I wasn’t the only person visiting the beautiful city of York last weekend. The city was over-run with Vikings. I knew they were Vikings on account of their strange garb. You don’t see that many people
wandering around in blankets with horned helmets on their heads.
I understand - and I am quite disappointed about it, to be honest - that it is very unlikely that
the Vikings who descended on York around 866 actually wore those stylish helmets with the horns. Wikipedia tells me, loftily, that “horns tend to be impractical on a combat helmet.” Never having worn a combat helmet or, for that matter, having
been caught up in any kind of combat - unless one counts occasional skirmishes with Mr B over Minor Matters of Contention - I am unqualified to comment. What a spoil-sport Wikipedia is. I have, nevertheless, forgiven it on learning that the invasion of York
was led by one Ivar the Boneless. You can imagine the sheer fear that the knowledge of the Boneless One’s coming must have struck into the hearts of the inhabitants of York back in the day.
We didn’t rush out into the city on Saturday morning; rather we enjoyed a leisurely time before and over breakfast. I floated around the house in my posh new pyjamas and dressing gown like a glamorous (but unlikely)
film star. My fellow grandmother, known to her younger grandchildren as “Da” said she reckoned I could even get away with wearing my PJs out of an evening, presumably should I go clubbing or something.

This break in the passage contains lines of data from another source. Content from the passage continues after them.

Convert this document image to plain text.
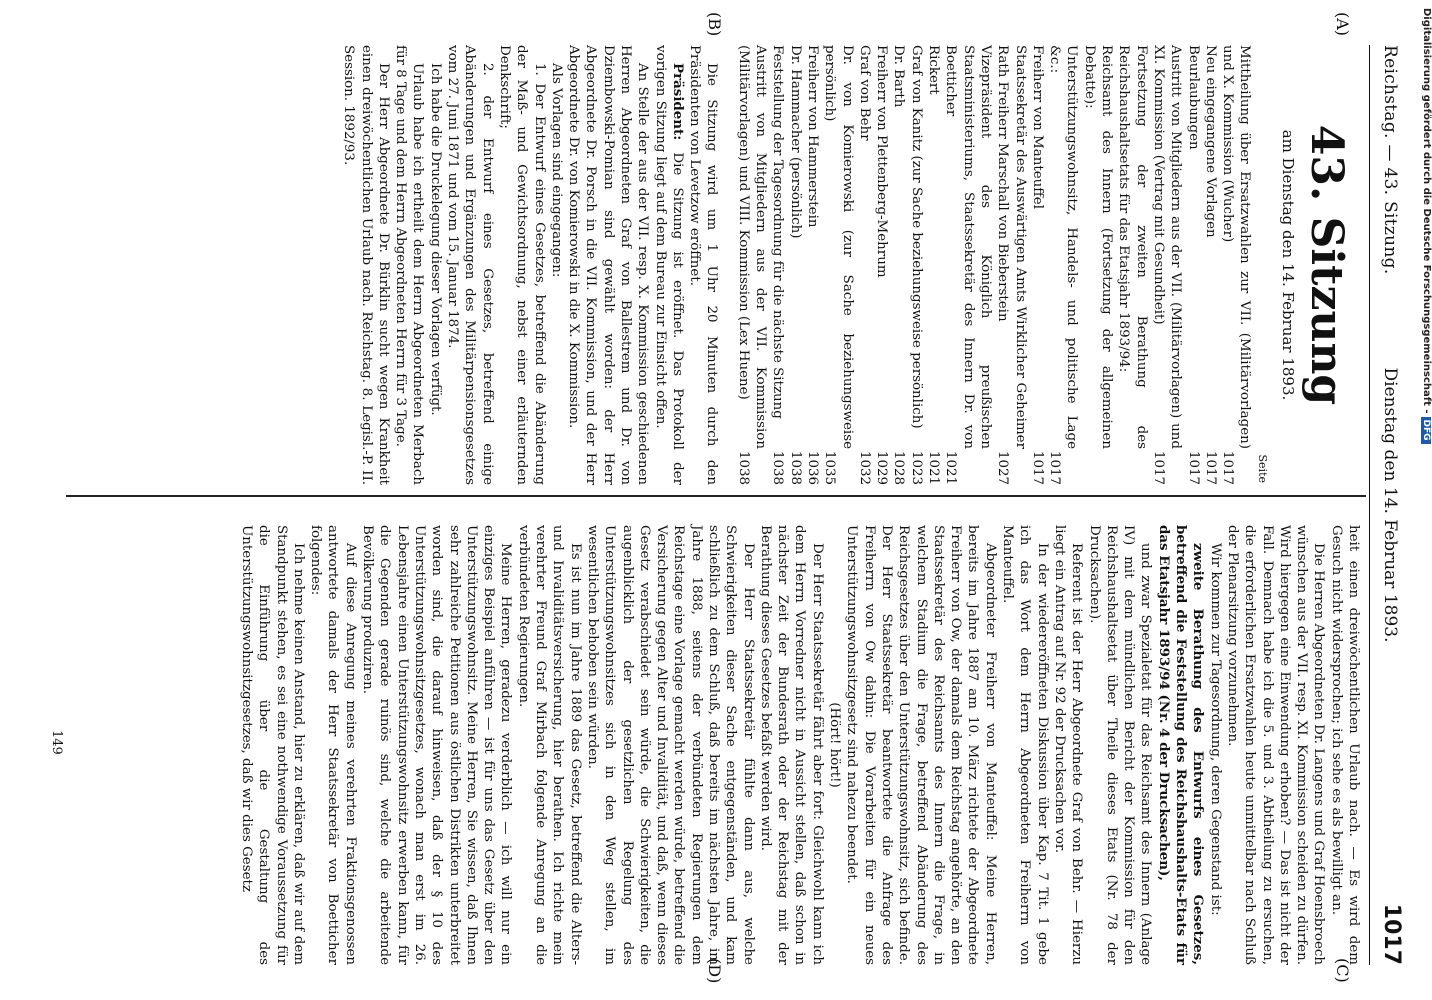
Reichstag. — 43. Sitzung.
Dienstag den 14. Februar 1893.
1017
(A)
(B)
(C)
(D)
43. Sitzung
am Dienstag den 14. Februar 1893.
Seite
Mittheilung über Ersatzwahlen zur VII. (Militärvorlagen) und X. Kommission (Wucher)
1017
Neu eingegangene Vorlagen
1017
Beurlaubungen
1017
Austritt von Mitgliedern aus der VII. (Militärvorlagen) und XI. Kommission (Vertrag mit Gesundheit)
1017
Fortsetzung der zweiten Berathung des Reichshaushaltsetats für das Etatsjahr 1893/94:
Reichsamt des Innern (Fortsetzung der allgemeinen Debatte):
Unterstützungswohnsitz, Handels- und politische Lage &c.:
1017
Freiherr von Manteuffel
1017
Staatssekretär des Auswärtigen Amts Wirklicher Geheimer Rath Freiherr Marschall von Bieberstein
1027
Vizepräsident des Königlich preußischen Staatsministeriums, Staatssekretär des Innern Dr. von Boetticher
1021
Rickert
1021
Graf von Kanitz (zur Sache beziehungsweise persönlich)
1023
Dr. Barth
1028
Freiherr von Plettenberg-Mehrum
1029
Graf von Behr
1032
Dr. von Komierowski (zur Sache beziehungsweise persönlich)
1035
Freiherr von Hammerstein
1036
Dr. Hammacher (persönlich)
1038
Feststellung der Tagesordnung für die nächste Sitzung
1038
Austritt von Mitgliedern aus der VII. Kommission (Militärvorlagen) und VIII. Kommission (Lex Huene)
1038

Die Sitzung wird um 1 Uhr 20 Minuten durch den Präsidenten von Levetzow eröffnet.

Präsident: Die Sitzung ist eröffnet. Das Protokoll der vorigen Sitzung liegt auf dem Bureau zur Einsicht offen.

An Stelle der aus der VII. resp. X. Kommission geschiedenen Herren Abgeordneten Graf von Ballestrem und Dr. von Dziembowski-Pomian sind gewählt worden: der Herr Abgeordnete Dr. Porsch in die VII. Kommission, und der Herr Abgeordnete Dr. von Komierowski in die X. Kommission.

Als Vorlagen sind eingegangen:

1. Der Entwurf eines Gesetzes, betreffend die Abänderung der Maß- und Gewichtsordnung, nebst einer erläuternden Denkschrift;

2. der Entwurf eines Gesetzes, betreffend einige Abänderungen und Ergänzungen des Militärpensionsgesetzes vom 27. Juni 1871 und vom 15. Januar 1874.

Ich habe die Druckelegung dieser Vorlagen verfügt.

Urlaub habe ich ertheilt dem Herrn Abgeordneten Merbach für 8 Tage und dem Herrn Abgeordneten Herrn für 3 Tage.

Der Herr Abgeordnete Dr. Bürklin sucht wegen Krankheit einen dreiwöchentlichen Urlaub nach. Reichstag. 8. Legisl.-P. II. Session. 1892/93.

heit einen dreiwöchentlichen Urlaub nach. — Es wird dem Gesuch nicht widersprochen; ich sehe es als bewilligt an.

Die Herren Abgeordneten Dr. Langens und Graf Hoensbroech wünschen aus der VII. resp. XI. Kommission scheiden zu dürfen. Wird hiergegen eine Einwendung erhoben? — Das ist nicht der Fall. Demnach habe ich die 5. und 3. Abtheilung zu ersuchen, die erforderlichen Ersatzwahlen heute unmittelbar nach Schluß der Plenarsitzung vorzunehmen.

Wir kommen zur Tagesordnung, deren Gegenstand ist:

zweite Berathung des Entwurfs eines Gesetzes, betreffend die Feststellung des Reichshaushalts-Etats für das Etatsjahr 1893/94 (Nr. 4 der Drucksachen),

und zwar Spezialetat für das Reichsamt des Innern (Anlage IV) mit dem mündlichen Bericht der Kommission für den Reichshaushaltsetat über Theile dieses Etats (Nr. 78 der Drucksachen).

Referent ist der Herr Abgeordnete Graf von Behr. — Hierzu liegt ein Antrag auf Nr. 92 der Drucksachen vor.

In der wiedereröffneten Diskussion über Kap. 7 Tit. 1 gebe ich das Wort dem Herrn Abgeordneten Freiherrn von Manteuffel.

Abgeordneter Freiherr von Manteuffel: Meine Herren, bereits im Jahre 1887 am 10. März richtete der Abgeordnete Freiherr von Ow, der damals dem Reichstag angehörte, an den Staatssekretär des Reichsamts des Innern die Frage, in welchem Stadium die Frage, betreffend Abänderung des Reichsgesetzes über den Unterstützungswohnsitz, sich befinde. Der Herr Staatssekretär beantwortete die Anfrage des Freiherrn von Ow dahin: Die Vorarbeiten für ein neues Unterstützungswohnsitzgesetz sind nahezu beendet.

(Hört! hört!)

Der Herr Staatssekretär fährt aber fort: Gleichwohl kann ich dem Herrn Vorredner nicht in Aussicht stellen, daß schon in nächster Zeit der Bundesrath oder der Reichstag mit der Berathung dieses Gesetzes befaßt werden wird.

Der Herr Staatssekretär fühlte dann aus, welche Schwierigkeiten dieser Sache entgegenständen, und kam schließlich zu dem Schluß, daß bereits im nächsten Jahre, im Jahre 1888, seitens der verbündeten Regierungen dem Reichstage eine Vorlage gemacht werden würde, betreffend die Versicherung gegen Alter und Invalidität, und daß, wenn dieses Gesetz verabschiedet sein würde, die Schwierigkeiten, die augenblicklich der gesetzlichen Regelung des Unterstützungswohnsitzes sich in den Weg stellen, im wesentlichen behoben sein würden.

Es ist nun im Jahre 1889 das Gesetz, betreffend die Alters- und Invaliditätsversicherung, hier berathen. Ich richte mein verehrter Freund Graf Mirbach folgende Anregung an die verbündeten Regierungen.

Meine Herren, geradezu verderblich — ich will nur ein einziges Beispiel anführen — ist für uns das Gesetz über den Unterstützungswohnsitz. Meine Herren, Sie wissen, daß Ihnen sehr zahlreiche Petitionen aus östlichen Distrikten unterbreitet worden sind, die darauf hinweisen, daß der § 10 des Unterstützungswohnsitzgesetzes, wonach man erst im 26. Lebensjahre einen Unterstützungswohnsitz erwerben kann, für die Gegenden gerade ruinös sind, welche die arbeitende Bevölkerung produziren.

Auf diese Anregung meines verehrten Fraktionsgenossen antwortete damals der Herr Staatssekretär von Boetticher folgendes:

Ich nehme keinen Anstand, hier zu erklären, daß wir auf dem Standpunkt stehen, es sei eine nothwendige Voraussetzung für die Einführung über die Gestaltung des Unterstützungswohnsitzgesetzes, daß wir dies Gesetz

149
Digitalisierung gefördert durch die Deutsche Forschungsgemeinschaft -DFG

Bearing in mind my only evenings out these
days tend to be meetings of the Parochial Church Council, I rather think I shan’t be putting this theory to the test any time soon.
Once we were all showered,
dressed and breakfasted, we headed into the city centre, determined to find some walls to walk. I do love a Walled City, don’t you? I have walked many walls in my time, the most special being the walls of Dubrovnik. I will always remember dragging Our
Boy all round the walls in the heat of the midday sun; we were about to descend the steps to ground level when all at once every bell, in every church across the city started to chime twelve noon. It was one of those spine-tingling holiday moments which remain
in the memory forever. York’s walls don’t go all the way round like Dubrovnik’s, which is a pity, especially as this means climbing up and down more than once, but they do offer splendid views from a number of vantage points. We took (ad)vantage
of them all.
When Mr B and I visited York it was before the winding alleyway known as The Shambles became associated with Diagon Alley from the Harry Potter films.
I think I probably enjoyed the experience of our Rambles In The Shambles more when it was a wizard-free zone. Still, there was no denying the excitement of the crowds of Potter Fans swarming around The Shop That Must Not Be Named.
I mistakenly thought that the Printer’s Devil (Mr B was a printer and we delighted in discovering the devil on our first visit to York) was to be found in The Shambles, so leading
my family a merry dance up and down the road as we tried to locate it. Eventually we gave up until Da went into a newsagent’s for her Saturday newspaper where we saw a postcard depicting the “Stonegate Devil.” We had to retrace our steps
to find Stonegate (it turned out we had missed the devil by a mere few yards first time around) but the Youngest of the Darling Daughters didn’t want me to be disappointed. Her fella, on the other hand, had to say that he was distinctly underwhelmed.
He is nothing if not honest.
In one of the city squares we came across an escapologist, strapped around with many a chain, bolt and cuff. We would have moved along
but his spiel was engagingly captivating (how appropriate, I hear you say.) He cajoled members of his audience into helping him out - even the most reticent falling for his banter. We watched as he wriggled his way out of his chains to a count of sixty seconds
- we all joined in the final countdown. He was free! And on his face an expression I recognised so very well.
My thanks to Carers Support West Sussex who awarded
me a wellbeing grant to cover my train fares, accommodation and theatre ticket; thanks, too, to the Baldwin family - Karen, Dave, Hazel and the Really Rather Wonderful “Da” - for being the very best of company; and special thanks to grandson Jack
for making me swell with pride watching you on stage in Legally Blonde - for one blissful weekend in York, you all, in your own ways, helped me execute my very own Great Escape.